1

I have a large data set of email addresses from 'to' and 'cc' fields and such that are of the general form {some human name} {email addr}. I want to be able to reliably parse the human name section into first (or first+middle) and last name (and optionally suffixes like sr, jr, phd for more points).

Previous SO queries have pointed to a couple of parsing libraries that do a pretty respectable job of parsing name strings, but they all seem to start from the assumption that the names are in the correct order. However many institutional email systems will give you an email string something like:

"Potter, Harry" <hpotter@hogwarts.edu>  or maybe
"Smythe III, Reginold Trevor" <twit@upperclass.org>

Is there a neat solution for handling this with the existing v. nice libraries?

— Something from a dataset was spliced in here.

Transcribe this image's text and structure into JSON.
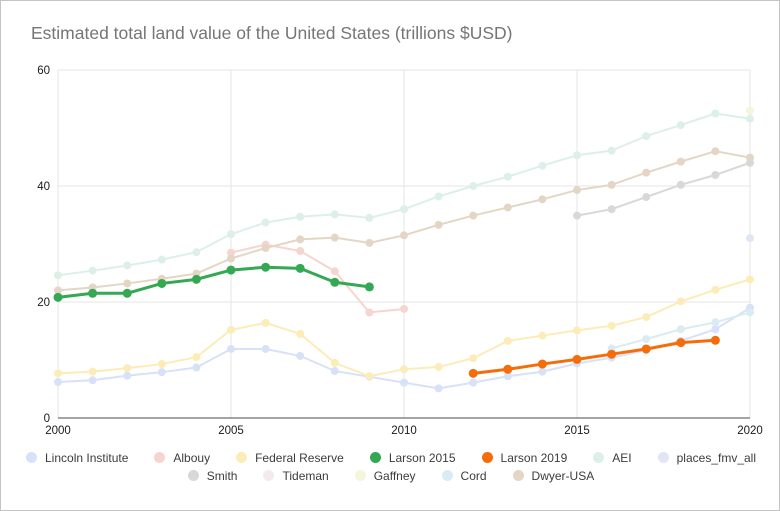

This question was marked as a "duplicate" by a reader, but that seems to be in error, because the original question, above clearly distinguishes between the "duplicated" question about parsing person names and the discussed problem, which is handling the case when the first and last names in a string are in inverted order. It is /not/ the same as dealing with the even more difficult case of those Eastern tradition names where the family name is given first.

maab
  • 11
  • 4
  • https://github.com/derek73/python-nameparser is probably sufficient, but as explained in the dupe, I don't think it is solvable reliably. – kennytm Jan 27 '17 at 17:32
  • With due respect, I think you may have missed the point. I noted above that tools such as python-nameparser exist for the case when you always know the name is in first-middle-last order, but all of the examples are for that case. The issue is _also_ comprehending the occasional email person-name which is supplied as last, first. – maab Jan 27 '17 at 19:48
  • `nameparser` understands both `"First Last"` and `"Last, First"`, try it. – kennytm Jan 27 '17 at 19:49
  • You're quite right, I missed that in the pages I originally read. It seems to handle at least the teat suite nicely, thanks. – maab Jan 27 '17 at 20:50

0 Answers0